I had a conversation with a Jew who owns a private plane. He is a caring person and belongs to a group called Angel Flights that provide free air transportation to qualifying patients and their families by arranging flights to distant medical facilities, delivering supplies to disaster areas, and reuniting families during desperate times. These pilots volunteer their time, services and the flight expense to transport these patients or family members for free to the location they need. This person told me he often spends his weekends, including Shabbos, volunteering to fly. Although these flights are solely for non-life-threatening situations and he knows the Torah does not permit it, he feels performing these acts of kindness is what Hashem wants more than keeping the laws of Shabbos.
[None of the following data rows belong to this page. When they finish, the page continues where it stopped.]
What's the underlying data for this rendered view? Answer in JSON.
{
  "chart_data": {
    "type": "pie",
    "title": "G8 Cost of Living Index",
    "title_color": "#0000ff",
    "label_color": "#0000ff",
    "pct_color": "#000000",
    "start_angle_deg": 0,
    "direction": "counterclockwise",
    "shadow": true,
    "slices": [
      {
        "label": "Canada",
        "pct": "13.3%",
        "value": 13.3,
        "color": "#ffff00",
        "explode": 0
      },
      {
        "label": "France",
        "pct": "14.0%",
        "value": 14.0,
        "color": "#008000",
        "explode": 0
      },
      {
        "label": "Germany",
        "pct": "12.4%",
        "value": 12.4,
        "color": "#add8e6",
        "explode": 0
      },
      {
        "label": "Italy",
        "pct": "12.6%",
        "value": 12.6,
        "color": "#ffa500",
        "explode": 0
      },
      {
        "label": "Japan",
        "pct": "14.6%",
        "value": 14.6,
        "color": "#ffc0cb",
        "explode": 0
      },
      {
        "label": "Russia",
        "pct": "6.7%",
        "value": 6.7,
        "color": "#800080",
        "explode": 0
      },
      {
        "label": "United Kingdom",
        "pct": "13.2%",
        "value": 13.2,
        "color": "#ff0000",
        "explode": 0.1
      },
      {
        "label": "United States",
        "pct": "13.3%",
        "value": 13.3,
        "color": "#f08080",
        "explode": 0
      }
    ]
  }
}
This man’s actions are noble and generous, but not in tune with the will of the Almighty. Hashem does not want him to fly on Shabbos; that is not the chesed Hashem wants him to perform, unless it is halachically mandated.

Hashem was teaching Avraham that even though his desire to perform acts of chesed is genuine and admirable, his performance of chesed must always be under the umbrella of Hashem’s laws and direction. Without this, a person could save the life of a squirrel and kill an entire family, chas v’shalom. What is kind…and what is not…must always be rooted in the Torah’s teachings.